The monoprints of “El diario de la guerra” take the form of dated diary entries covering the period of the 1991 gulf war from the first entry on January 22, Nocturne Lament as Landscape, and ending on March 5 with The Last Ones, Everybody’s Requiem. Taken together they form a personal lament for those thousands who died in the presence of those millions whose hearts had turned to stone. In our time, the heart no longer knows how to respond to the mass graves of the unknown dead. Only when the imagination singles out the death of an individual from the hundreds of thousands of casualties is there a possibility of a return to the language of the heart.

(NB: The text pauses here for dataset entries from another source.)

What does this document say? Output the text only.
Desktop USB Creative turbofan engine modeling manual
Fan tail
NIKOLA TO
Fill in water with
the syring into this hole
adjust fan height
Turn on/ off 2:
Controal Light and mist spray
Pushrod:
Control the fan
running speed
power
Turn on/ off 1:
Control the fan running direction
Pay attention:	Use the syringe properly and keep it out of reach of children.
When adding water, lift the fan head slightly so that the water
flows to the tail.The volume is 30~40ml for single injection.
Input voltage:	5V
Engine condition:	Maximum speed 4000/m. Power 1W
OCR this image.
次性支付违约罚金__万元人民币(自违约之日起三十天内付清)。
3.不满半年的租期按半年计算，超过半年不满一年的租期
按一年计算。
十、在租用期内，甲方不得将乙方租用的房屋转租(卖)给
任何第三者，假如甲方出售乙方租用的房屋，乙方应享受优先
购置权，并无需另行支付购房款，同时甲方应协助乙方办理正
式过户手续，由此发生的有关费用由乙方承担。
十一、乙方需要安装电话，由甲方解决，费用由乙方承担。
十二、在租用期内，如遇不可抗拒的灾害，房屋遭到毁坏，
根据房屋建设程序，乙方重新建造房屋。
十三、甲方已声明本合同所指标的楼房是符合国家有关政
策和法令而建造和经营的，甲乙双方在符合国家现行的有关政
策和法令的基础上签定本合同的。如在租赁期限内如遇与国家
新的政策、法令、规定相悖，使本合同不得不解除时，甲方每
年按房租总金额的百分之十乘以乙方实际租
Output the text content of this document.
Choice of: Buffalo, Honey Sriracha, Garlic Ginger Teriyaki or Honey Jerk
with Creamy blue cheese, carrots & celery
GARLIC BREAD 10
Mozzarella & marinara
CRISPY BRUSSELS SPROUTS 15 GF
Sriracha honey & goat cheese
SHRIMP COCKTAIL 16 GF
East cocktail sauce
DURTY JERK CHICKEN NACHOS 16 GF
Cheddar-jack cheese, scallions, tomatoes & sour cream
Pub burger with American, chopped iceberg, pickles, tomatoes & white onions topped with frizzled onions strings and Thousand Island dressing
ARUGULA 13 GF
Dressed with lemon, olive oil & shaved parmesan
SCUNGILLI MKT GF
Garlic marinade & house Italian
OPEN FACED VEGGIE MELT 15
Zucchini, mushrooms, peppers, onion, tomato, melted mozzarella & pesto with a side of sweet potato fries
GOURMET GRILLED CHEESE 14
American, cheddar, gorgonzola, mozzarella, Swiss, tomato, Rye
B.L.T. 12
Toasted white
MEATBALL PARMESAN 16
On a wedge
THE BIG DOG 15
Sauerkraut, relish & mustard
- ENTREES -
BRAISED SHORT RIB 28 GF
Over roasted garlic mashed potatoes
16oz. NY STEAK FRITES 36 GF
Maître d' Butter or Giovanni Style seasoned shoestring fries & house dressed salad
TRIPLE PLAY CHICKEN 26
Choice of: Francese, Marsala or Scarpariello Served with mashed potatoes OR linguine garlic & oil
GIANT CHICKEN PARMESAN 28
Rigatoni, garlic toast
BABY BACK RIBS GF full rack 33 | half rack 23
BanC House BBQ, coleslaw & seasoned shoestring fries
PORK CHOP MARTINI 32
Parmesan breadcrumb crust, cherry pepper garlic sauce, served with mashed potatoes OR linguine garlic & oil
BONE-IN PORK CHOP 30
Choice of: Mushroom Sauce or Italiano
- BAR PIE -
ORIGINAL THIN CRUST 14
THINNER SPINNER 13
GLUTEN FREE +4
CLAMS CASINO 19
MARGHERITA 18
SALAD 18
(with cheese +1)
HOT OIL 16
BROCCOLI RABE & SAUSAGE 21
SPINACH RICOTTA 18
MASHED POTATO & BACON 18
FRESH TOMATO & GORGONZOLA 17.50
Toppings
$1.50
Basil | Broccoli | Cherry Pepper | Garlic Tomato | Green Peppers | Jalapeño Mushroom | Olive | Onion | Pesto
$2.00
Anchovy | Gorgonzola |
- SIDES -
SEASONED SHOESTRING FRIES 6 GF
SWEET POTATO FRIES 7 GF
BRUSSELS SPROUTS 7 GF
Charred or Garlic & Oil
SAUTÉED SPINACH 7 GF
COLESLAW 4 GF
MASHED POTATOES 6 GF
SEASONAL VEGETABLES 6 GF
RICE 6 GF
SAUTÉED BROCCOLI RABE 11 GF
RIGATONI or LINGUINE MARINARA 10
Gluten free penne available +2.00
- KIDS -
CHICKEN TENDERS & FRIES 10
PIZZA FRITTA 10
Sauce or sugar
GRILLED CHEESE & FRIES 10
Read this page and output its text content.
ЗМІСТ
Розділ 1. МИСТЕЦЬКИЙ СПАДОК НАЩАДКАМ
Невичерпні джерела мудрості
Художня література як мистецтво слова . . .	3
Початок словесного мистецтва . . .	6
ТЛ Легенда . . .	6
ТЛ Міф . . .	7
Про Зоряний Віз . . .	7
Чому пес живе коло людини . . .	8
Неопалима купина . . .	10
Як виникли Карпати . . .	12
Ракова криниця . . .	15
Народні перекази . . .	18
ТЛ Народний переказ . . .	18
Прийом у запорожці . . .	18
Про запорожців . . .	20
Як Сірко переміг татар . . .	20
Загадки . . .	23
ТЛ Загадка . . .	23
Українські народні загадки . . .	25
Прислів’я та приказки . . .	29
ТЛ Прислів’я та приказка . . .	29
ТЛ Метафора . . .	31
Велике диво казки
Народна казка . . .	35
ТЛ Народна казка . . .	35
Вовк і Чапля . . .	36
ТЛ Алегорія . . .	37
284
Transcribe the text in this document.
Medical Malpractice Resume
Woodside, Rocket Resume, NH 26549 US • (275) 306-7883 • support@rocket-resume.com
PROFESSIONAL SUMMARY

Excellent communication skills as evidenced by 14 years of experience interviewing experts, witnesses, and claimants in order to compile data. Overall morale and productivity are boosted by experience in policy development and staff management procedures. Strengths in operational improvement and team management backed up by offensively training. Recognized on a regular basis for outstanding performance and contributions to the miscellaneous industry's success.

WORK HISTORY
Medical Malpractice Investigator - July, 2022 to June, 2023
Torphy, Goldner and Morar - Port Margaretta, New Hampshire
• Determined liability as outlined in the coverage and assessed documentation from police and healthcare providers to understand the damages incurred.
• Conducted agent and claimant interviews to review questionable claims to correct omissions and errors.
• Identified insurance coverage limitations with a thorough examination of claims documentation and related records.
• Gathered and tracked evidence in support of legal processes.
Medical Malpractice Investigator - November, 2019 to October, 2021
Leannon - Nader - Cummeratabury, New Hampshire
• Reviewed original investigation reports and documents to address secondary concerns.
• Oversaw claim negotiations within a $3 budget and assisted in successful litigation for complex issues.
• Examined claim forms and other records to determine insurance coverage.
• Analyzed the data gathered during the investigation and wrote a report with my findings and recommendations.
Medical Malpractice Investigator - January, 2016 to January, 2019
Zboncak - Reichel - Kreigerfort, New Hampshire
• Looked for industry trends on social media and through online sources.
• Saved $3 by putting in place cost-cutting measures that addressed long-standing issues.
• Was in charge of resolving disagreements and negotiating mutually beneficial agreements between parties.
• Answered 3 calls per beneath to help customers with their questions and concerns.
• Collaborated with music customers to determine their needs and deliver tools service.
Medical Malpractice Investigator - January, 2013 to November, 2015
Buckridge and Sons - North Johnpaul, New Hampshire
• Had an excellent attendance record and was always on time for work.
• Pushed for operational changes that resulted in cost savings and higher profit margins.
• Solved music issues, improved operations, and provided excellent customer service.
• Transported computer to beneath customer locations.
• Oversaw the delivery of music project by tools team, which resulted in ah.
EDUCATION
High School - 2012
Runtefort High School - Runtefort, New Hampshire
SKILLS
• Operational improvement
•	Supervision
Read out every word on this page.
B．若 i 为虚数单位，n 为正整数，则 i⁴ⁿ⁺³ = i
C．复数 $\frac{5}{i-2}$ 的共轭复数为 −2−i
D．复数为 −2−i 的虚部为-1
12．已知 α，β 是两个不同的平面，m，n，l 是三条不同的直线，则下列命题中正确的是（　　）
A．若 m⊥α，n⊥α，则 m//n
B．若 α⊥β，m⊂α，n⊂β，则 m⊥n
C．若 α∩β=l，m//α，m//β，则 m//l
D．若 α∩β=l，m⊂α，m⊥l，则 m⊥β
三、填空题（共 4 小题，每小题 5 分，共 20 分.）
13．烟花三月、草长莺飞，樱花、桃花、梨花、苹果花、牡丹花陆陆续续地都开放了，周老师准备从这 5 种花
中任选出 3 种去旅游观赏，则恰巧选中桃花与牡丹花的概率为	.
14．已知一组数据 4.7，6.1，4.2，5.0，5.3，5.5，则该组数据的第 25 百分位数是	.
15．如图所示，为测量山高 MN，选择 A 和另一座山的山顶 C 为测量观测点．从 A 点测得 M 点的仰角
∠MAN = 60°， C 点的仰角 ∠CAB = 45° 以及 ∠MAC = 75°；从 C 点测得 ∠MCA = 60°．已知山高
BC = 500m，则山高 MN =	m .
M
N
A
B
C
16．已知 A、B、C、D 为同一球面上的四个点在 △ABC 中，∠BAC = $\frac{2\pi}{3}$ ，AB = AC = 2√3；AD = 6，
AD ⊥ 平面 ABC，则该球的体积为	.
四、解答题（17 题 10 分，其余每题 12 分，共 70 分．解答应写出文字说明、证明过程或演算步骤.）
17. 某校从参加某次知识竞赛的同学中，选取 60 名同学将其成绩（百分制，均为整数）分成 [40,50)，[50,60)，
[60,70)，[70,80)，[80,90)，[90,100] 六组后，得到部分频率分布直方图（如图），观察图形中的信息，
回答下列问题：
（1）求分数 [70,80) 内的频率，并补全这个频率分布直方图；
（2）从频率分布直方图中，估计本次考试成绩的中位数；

In the February 18 print No Dreams, Just a Body, one body lies on its back, facing upward in a landscape of fire. The sky’s torn in half. For me, the corpse seems to speak some lines of the Austrian poet Georg Trakl, who took his own life while at the front in World War I: “Cold metal stands upon my brow / Spiders seek my heart. / It is a light, which goes out in my mouth.” But it’s the spirit of Franz Kafka that most haunts this work. It’s a world where people are victims of erratic forces, helpless in front of a power that seems to operate within its own arbitrary and incomprehensible rules. The February 12 print Because of Kafka is a diptych. In one half the image looks like a beetle, and in the other there are scratched marks that resemble bombs or the larvae of insects. Strange insectlike creatures crawl through the bleak night landscapes in all these prints. The dominant recurring creature is a snail, which first appears in the center of a triptych for February 7, Fragments in Agony, and again in a black and red landscape for January 27, The Archaeology of Power, Fossilized Snails.

Perhaps only the snail survives saturation bombing. In a conversation with the writer Max Brod, Kafka reportedly said there’s “an infinite amount of hope, but not for us.” We have no way of knowing for whom this hope is reserved. Is it for the victims or the victimizers? In the last print of the series, March 5’s The Last Ones, Everybody’s Requiem, there are two figures, one pressing his head down on the other’s head–the dance of the conqueror and the conquered, in which there’s no hope for either. So is it the creatures, the snails, for which there’s hope? Considering Kafka’s words, German critic Walter Benjamin claimed that this hope was not reserved for Kafka’s creatures, not even for the hybrids or imaginary animals since they lived under the spell of the family. For Benjamin, there may be hope only for those who have escaped from the family.

These images aren’t meant to explain, but rather to allow us to perceive war in a special way. They lead us to a vision. Artists are no longer valued as the producers of their work but for the quality of their vision and imagination as expressed in that work. In this role, there’s no place for competition. There’s only the endeavor to become what one is, though the road to art may be crooked.